= Fort Ellsworth (Kansas) =

In 1864 Gen. Samuel R. Curtis established a military camp at the Fort Riley-Fort Larned Road crossing of the Smoky Hill River in what is now Ellsworth County, Kans.

The camp occupied a site where a stage station and trading ranch also operated. Daniel Page and Joseph Lehman established the hunting camp and trading ranch in 1860. The men gathered wolf and buffalo hides for trade. In 1862 the ranch became a station for the Kansas Stage Company. The station kept and fed mules that were changed when stagecoaches came through. The station was raided by Confederate soldiers in September of that year.

In August 1864 soldiers from the 7th Iowa Cavalry, under the command of 2nd Lt. Allen Ellsworth, established a fort four miles southeast of the site that eventually became Ellsworth, Kansas. A two-story blockhouse was built there. In July Maj. Gen. Samuel Curtis, the department commander, named the post Fort Ellsworth for Lt. Ellsworth.

The fort's mission was to protect the area settlers from hostile Indians. On August 7, 1864, Indians drove off and captured most of the post's horses and the mules belonging to the stage company servicing the area.
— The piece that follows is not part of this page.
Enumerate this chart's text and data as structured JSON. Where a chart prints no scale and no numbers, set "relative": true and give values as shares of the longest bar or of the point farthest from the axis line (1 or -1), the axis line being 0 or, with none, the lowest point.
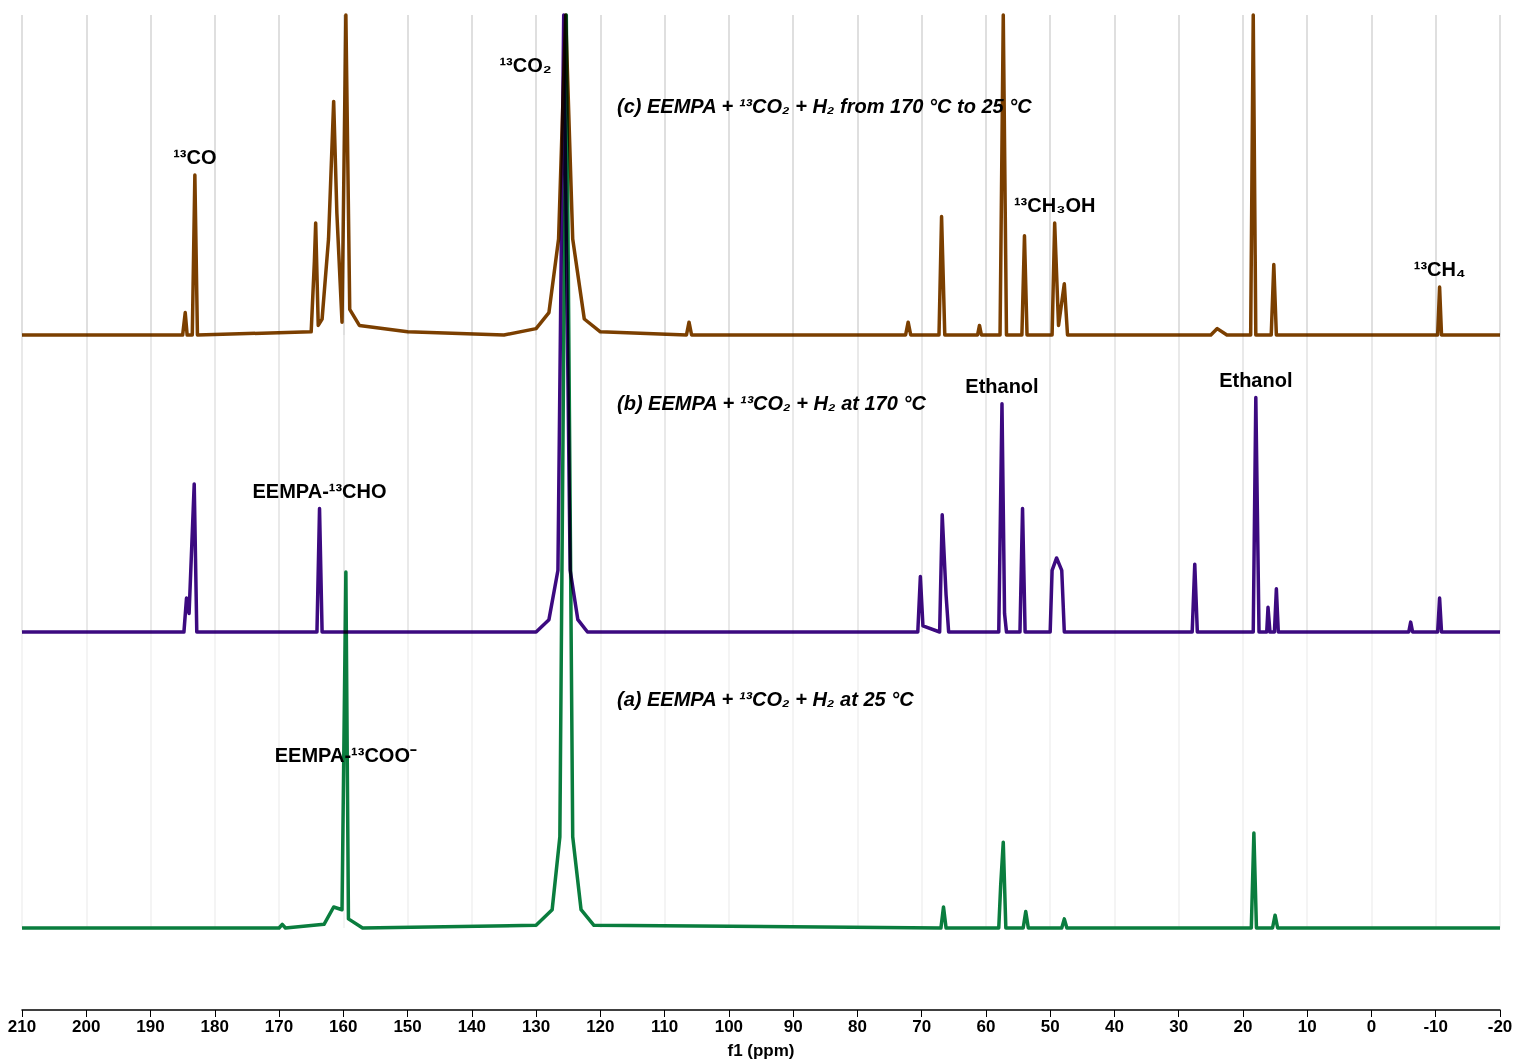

The post remained with only two horses. Col. James H. Ford, who visited Fort Ellsworth in January 1865, noticed the post still only possessed nine horses. Ford, in charge of the district that included the post, ordered an additional company of cavalry to garrison it.

Even though some buildings were built by the end of the Civil War, the troops still had primitive housing. M. Wisner wrote his company arrived in January 1865 and had to build dugouts with mud chimneys. He noted these dugouts had been comfortable in the severe cold weather.

On November 11, 1866, the post was renamed Fort Harker. In 1867 this site was abandoned when a new site about a mile to the northeast was chosen for Fort Harker.